Answer

Since f(x) is a polynomial of degree two in x,
Let f(x) = ax^2 + bx + c, where a,b,c are constants.

Let’s find f(x) first.

f(0) = 1 implies, c = 1.

f(1) = 3 implies, a + b + c = 3
or a + b = 2 , or b = 2 – a …(1)

f(-1) = 5 implies, a – b + c = 5
or a – b = 4 …(2)

Substituting (1) into (2), we get,

a – [ 2 – a ] = 4
2a = 6 or a = 3.
Thus, b = 2 – a = 2 – 3 = -1.

Hence, f(x) = 3x^2 – x + 1

Note that by long division or by the identity below,

3x^2 – x + 1 = 3(x + 1)^2 – 7x – 2

We get,

[ 3x^2 – x + 1 ] /[1 + x]^2 = 3 – [7x + 2]/ [1 + x]^2

And that together with below,

[7x + 2]/ [1 + x]^2 = 7 /(x + 1) – 5 /(x+1)^2

Gives,

[ 3x^2 – x + 1 ] /[1 + x]^2 = 3 – 7 /(x + 1) + 5 /(x+1)^2

Now, we have an “integratable form”.

∫ [f(x) / (1 + x)^2] dx

= ∫ [3x^2 – x + 1] / (1 + x)^2] dx

= ∫ [ 3 – 7 /(x + 1) + 5 /(x+1)^2 ] dx

= 3x – 7 log(x + 1) – (5/[x + 1]) + C

where C is any arbitrary constant.

Note: Sometimes log(x + 1) can also be written as ln (x + 1)

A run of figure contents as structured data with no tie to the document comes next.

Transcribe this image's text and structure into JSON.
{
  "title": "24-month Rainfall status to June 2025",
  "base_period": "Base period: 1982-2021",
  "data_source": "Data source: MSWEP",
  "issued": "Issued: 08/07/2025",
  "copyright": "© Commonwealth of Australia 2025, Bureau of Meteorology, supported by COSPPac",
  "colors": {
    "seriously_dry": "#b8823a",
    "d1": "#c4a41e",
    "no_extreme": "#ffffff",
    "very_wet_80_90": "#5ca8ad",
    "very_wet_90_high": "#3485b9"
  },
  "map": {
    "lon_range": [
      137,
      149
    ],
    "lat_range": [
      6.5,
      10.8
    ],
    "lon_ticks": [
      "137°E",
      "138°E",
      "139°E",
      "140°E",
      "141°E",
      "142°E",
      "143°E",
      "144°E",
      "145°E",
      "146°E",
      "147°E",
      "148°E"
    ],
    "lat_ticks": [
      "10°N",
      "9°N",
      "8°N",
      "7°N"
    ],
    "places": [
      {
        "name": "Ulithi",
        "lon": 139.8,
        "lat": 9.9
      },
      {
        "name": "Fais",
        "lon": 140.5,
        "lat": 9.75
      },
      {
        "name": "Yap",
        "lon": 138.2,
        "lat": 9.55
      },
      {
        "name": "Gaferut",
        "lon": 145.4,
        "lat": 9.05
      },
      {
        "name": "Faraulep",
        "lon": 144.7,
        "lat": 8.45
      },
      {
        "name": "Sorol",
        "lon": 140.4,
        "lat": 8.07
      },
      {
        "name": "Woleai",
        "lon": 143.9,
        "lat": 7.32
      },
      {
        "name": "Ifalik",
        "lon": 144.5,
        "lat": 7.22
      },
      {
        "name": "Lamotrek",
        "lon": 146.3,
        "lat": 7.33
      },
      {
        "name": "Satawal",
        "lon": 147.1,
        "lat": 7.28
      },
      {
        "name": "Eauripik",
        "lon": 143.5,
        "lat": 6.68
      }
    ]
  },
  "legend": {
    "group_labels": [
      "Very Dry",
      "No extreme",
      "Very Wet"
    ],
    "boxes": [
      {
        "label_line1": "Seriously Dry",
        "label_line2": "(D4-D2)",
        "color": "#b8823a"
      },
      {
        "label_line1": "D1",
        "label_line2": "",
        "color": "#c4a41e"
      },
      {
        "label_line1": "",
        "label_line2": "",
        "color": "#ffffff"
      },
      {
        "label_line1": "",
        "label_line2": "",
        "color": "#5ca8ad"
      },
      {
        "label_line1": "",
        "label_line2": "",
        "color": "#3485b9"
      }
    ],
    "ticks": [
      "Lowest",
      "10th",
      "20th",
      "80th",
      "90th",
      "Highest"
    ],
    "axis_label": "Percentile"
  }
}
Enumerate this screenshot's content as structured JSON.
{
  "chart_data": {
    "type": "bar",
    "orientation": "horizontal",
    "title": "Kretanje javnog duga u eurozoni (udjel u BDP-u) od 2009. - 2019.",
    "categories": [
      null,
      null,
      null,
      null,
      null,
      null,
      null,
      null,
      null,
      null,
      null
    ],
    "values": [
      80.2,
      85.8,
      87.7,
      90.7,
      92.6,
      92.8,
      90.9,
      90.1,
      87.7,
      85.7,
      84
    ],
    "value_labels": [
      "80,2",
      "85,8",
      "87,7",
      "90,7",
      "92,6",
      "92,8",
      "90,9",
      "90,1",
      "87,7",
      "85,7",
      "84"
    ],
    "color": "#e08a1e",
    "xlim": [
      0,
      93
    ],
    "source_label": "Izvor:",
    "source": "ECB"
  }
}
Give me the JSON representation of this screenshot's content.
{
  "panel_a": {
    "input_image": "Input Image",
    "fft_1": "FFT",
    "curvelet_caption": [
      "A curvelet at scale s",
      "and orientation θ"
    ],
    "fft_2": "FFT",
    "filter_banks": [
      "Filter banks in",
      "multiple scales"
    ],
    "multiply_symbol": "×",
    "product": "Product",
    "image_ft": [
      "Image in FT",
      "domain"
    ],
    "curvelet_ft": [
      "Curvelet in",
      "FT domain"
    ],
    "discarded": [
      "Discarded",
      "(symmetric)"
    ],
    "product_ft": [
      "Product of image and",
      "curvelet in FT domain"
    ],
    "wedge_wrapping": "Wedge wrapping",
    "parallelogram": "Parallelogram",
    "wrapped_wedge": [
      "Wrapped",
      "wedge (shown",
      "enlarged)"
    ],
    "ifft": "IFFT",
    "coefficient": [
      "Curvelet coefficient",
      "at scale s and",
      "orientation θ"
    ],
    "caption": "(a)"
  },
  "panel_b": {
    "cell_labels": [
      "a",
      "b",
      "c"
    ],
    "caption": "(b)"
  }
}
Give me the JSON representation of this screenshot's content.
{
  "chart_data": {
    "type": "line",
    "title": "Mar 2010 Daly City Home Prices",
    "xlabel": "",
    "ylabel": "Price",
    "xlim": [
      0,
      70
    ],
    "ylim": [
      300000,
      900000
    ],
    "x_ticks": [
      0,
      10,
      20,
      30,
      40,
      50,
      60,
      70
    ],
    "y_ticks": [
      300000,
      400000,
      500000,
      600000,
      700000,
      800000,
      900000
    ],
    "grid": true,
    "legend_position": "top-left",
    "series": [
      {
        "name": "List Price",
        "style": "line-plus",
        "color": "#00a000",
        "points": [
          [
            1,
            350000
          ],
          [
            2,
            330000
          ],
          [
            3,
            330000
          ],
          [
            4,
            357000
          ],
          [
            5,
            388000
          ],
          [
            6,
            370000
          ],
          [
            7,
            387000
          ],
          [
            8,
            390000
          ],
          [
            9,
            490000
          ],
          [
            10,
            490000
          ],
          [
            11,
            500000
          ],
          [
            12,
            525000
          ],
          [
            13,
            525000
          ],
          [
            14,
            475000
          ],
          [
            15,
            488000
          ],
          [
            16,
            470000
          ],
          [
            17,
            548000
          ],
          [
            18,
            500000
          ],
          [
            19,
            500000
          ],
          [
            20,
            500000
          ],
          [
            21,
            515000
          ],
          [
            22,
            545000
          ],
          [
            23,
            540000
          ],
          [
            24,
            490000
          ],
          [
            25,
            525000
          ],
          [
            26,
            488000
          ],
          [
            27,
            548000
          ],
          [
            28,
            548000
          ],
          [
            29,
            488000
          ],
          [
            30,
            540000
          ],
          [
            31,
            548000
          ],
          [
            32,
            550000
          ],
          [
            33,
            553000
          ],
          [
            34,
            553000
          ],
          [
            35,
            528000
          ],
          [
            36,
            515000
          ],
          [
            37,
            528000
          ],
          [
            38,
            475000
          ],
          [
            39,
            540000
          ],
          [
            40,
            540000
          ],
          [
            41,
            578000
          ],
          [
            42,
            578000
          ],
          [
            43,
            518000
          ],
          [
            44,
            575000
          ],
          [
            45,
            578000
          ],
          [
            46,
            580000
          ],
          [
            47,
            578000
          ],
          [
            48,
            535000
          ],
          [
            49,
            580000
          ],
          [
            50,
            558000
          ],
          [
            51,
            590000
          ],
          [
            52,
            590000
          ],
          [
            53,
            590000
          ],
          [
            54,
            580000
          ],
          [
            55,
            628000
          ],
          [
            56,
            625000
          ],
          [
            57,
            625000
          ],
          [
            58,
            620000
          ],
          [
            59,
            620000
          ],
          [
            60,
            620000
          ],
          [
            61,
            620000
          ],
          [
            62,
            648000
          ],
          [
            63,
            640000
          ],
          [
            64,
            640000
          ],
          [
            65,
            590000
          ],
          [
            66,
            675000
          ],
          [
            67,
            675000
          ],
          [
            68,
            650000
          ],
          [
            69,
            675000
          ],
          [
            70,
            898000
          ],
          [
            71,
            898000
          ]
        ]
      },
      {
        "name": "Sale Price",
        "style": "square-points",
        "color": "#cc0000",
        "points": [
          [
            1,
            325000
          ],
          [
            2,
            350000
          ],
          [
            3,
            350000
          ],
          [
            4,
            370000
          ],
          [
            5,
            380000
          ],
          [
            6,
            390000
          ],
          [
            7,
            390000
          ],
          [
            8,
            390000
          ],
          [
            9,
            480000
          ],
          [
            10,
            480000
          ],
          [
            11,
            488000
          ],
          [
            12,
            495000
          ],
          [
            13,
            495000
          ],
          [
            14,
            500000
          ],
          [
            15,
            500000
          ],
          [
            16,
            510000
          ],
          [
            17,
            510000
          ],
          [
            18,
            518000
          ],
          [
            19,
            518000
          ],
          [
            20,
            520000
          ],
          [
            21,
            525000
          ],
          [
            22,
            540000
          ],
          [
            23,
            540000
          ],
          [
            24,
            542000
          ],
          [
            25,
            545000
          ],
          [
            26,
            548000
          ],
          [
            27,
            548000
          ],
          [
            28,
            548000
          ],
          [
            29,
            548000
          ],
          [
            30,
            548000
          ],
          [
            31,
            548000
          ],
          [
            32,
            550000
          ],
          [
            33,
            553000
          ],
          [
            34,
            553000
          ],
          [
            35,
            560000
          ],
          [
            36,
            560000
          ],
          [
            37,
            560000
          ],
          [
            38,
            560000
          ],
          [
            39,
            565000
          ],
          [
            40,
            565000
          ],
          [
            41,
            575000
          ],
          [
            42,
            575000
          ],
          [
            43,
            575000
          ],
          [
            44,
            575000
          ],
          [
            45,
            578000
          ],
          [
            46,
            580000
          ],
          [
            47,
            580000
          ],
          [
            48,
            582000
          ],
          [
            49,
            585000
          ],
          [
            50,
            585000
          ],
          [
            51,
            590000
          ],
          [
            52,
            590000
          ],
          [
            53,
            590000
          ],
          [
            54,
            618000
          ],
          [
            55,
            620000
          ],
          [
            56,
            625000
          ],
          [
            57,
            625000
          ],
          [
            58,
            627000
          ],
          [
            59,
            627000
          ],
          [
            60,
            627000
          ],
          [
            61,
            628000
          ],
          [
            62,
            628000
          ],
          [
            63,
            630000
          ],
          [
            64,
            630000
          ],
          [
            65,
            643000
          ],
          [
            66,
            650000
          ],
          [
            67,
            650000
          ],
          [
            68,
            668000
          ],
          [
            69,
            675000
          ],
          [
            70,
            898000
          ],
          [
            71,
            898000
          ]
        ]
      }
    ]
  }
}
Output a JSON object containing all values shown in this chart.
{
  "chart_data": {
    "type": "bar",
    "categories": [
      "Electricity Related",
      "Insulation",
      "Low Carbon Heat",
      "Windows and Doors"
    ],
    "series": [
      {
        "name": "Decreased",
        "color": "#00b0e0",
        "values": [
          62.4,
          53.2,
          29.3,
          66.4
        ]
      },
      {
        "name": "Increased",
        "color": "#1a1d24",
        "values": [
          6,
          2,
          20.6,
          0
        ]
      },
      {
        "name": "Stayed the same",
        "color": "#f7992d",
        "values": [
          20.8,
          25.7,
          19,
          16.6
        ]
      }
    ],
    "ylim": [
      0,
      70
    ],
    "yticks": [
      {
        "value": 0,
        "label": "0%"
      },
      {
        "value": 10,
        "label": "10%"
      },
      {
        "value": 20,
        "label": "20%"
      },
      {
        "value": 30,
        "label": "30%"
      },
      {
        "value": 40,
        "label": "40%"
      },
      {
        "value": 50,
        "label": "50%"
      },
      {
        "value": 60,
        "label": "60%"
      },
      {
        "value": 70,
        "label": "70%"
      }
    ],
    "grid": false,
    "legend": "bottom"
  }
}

Remark. It is generally accepted that log and ln are both in base “e”, the Euler number. If its in a different base, then usually its said or stated. For example logarithm of x in base 2 can be written as log_2(x).
Just symbols 🙂